According to the great English playwright George Bernard Shaw, you should "Beware of false knowledge; it is more dangerous than ignorance."
This is certainly true when reading technology news — either from vendors or the mainstream media.
RFID is at a point where everyone seems to know about it (and feel they have to write about it) but not enough people really understand it — what it is, how varied the product types are, what it can do and what it can't do. At this point, you probably know more about RFID than many of the so-called authorities cited by many of these news articles.
That would be a scary thought except for the fact that you're reading this column (and subscribe to MHM) to get the real story about AIDC technology.

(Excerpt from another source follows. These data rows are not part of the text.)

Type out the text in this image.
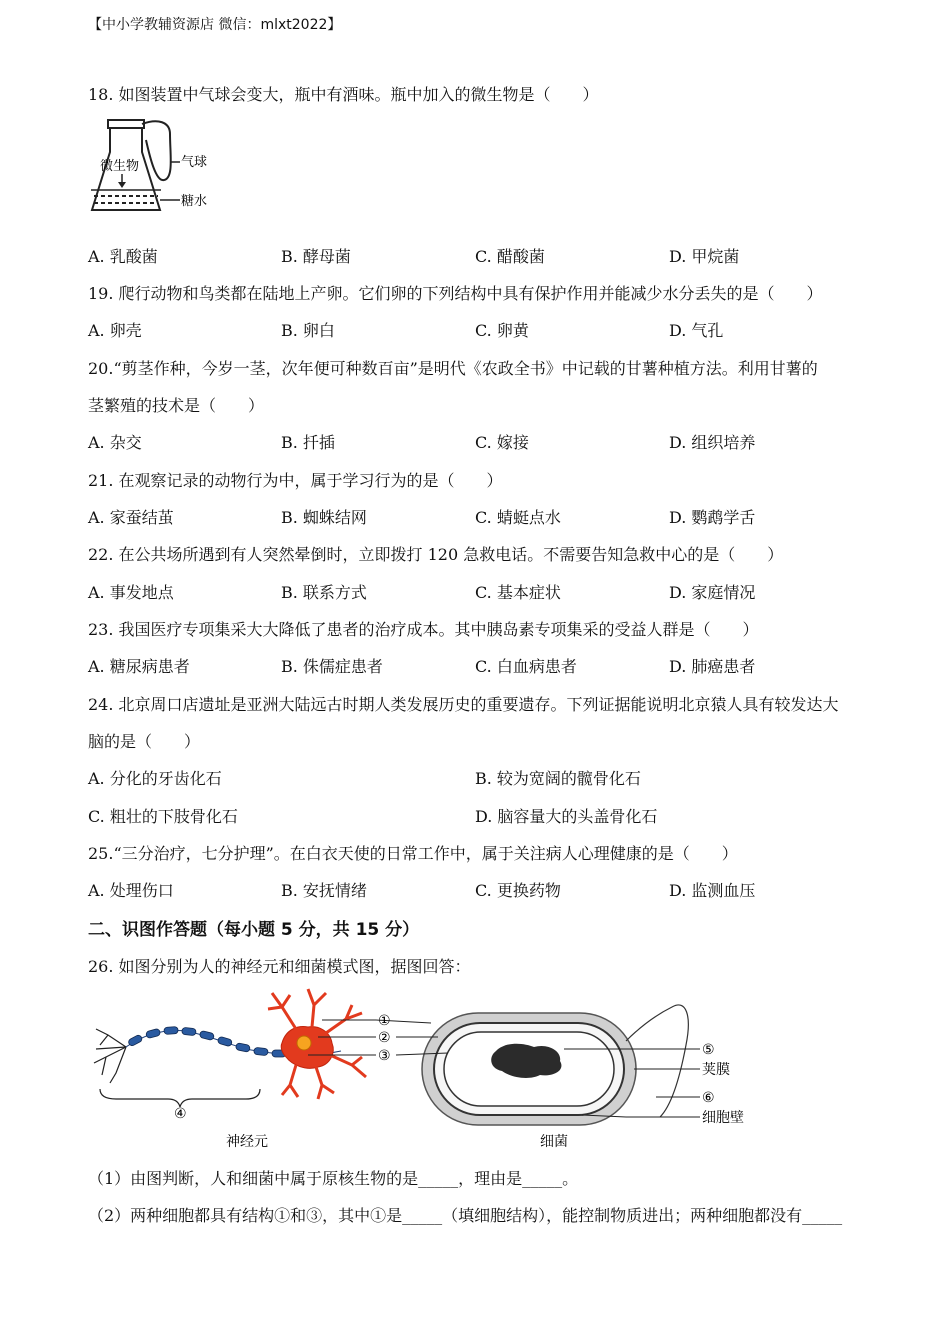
【中小学教辅资源店 微信：mlxt2022】
18. 如图装置中气球会变大，瓶中有酒味。瓶中加入的微生物是（　　）
微生物	气球
糖水
A. 乳酸菌	B. 酵母菌	C. 醋酸菌	D. 甲烷菌
19. 爬行动物和鸟类都在陆地上产卵。它们卵的下列结构中具有保护作用并能减少水分丢失的是（　　）
A. 卵壳	B. 卵白	C. 卵黄	D. 气孔
20.“剪茎作种，今岁一茎，次年便可种数百亩”是明代《农政全书》中记载的甘薯种植方法。利用甘薯的
茎繁殖的技术是（　　）
A. 杂交	B. 扦插	C. 嫁接	D. 组织培养
21. 在观察记录的动物行为中，属于学习行为的是（　　）
A. 家蚕结茧	B. 蜘蛛结网	C. 蜻蜓点水	D. 鹦鹉学舌
22. 在公共场所遇到有人突然晕倒时，立即拨打 120 急救电话。不需要告知急救中心的是（　　）
A. 事发地点	B. 联系方式	C. 基本症状	D. 家庭情况
23. 我国医疗专项集采大大降低了患者的治疗成本。其中胰岛素专项集采的受益人群是（　　）
A. 糖尿病患者	B. 侏儒症患者	C. 白血病患者	D. 肺癌患者
24. 北京周口店遗址是亚洲大陆远古时期人类发展历史的重要遗存。下列证据能说明北京猿人具有较发达大
脑的是（　　）
A. 分化的牙齿化石	B. 较为宽阔的髋骨化石
C. 粗壮的下肢骨化石	D. 脑容量大的头盖骨化石
25.“三分治疗，七分护理”。在白衣天使的日常工作中，属于关注病人心理健康的是（　　）
A. 处理伤口	B. 安抚情绪	C. 更换药物	D. 监测血压
二、识图作答题（每小题 5 分，共 15 分）
26. 如图分别为人的神经元和细菌模式图，据图回答：
④
①
②
③	⑤
荚膜
⑥
细胞壁
神经元	细菌
（1）由图判断，人和细菌中属于原核生物的是_____，理由是_____。
（2）两种细胞都具有结构①和③，其中①是_____（填细胞结构），能控制物质进出；两种细胞都没有_____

Still, you have to keep on your toes to be able to differentiate news that is really "news" from stories that just make good headlines.
Here's a case in point:
Recent media reports about the Black-Hat security event in Las Vegas have made a great deal about "RFID hacker software" developed by a German consultant (RFIDump) that can read the data from RFID tags — and even change it. This, he claims, poses real dangers to retailers who want to use RFID.
This is not just theoretical, he says, he's actually done it (replaced data on an RFID tag). Given this capability, he says, customers could easily change the data on a tag at a retail store and essentially "rob" the store by paying far less than what they're supposed to pay for their purchase.
Reporters from many reputable publications (print and electronic) jumped on this "threat to retailers" and pretty much swallowed the story whole.
One article posited the following scenario: a shopper replaces the data on the RFID tag on a $7 bottle of shampoo with data from a $3 bottle of milk, then goes through an automated checkout scanner — and the store's computer system would be none the wiser.
This is something we really need to worry about, right? Sure, if you ignore all the inconvenient facts.
Stop and think — get in the habit of doing this, you'll need it — what kind of tags will be on products at retail (if and when that happens)? Read/write tags? Or WORM (write once, read many) tags?
Which are cheaper? Why, WORM tags are. And which would manufacturers put on products such as bottles of shampoo? Expensive tags or less expensive tags? Why, less expensive tags, of course.
So, if products are going to have WORM tags on them, how exactly are you going to change data on a read-only tag?
Oh. You can't. It's like having a CD-RW drive in your computer but a read-only CD.
OK, then, how about the claim that this "hacker software" is capable of reading data from any RFID tag and even replacing it with other data?
Stop and think again. If these are read/write tags, aren't you supposed to be able to ... well ... read them and write to them? In other words, he's claiming to have developed software to make read/write tags do exactly what they're supposed to.
Yes, there are security issues with using RFID read/write tags. Yes, basic encryption should be used. And, yes, systems need to be put in place to ensure the integrity of data on a tag.
But the biggest threat we face today may be bad information from well-meaning sources.
So, keep on your toes. And when you read articles on either how great or how dangerous technology is, stop and think. Often.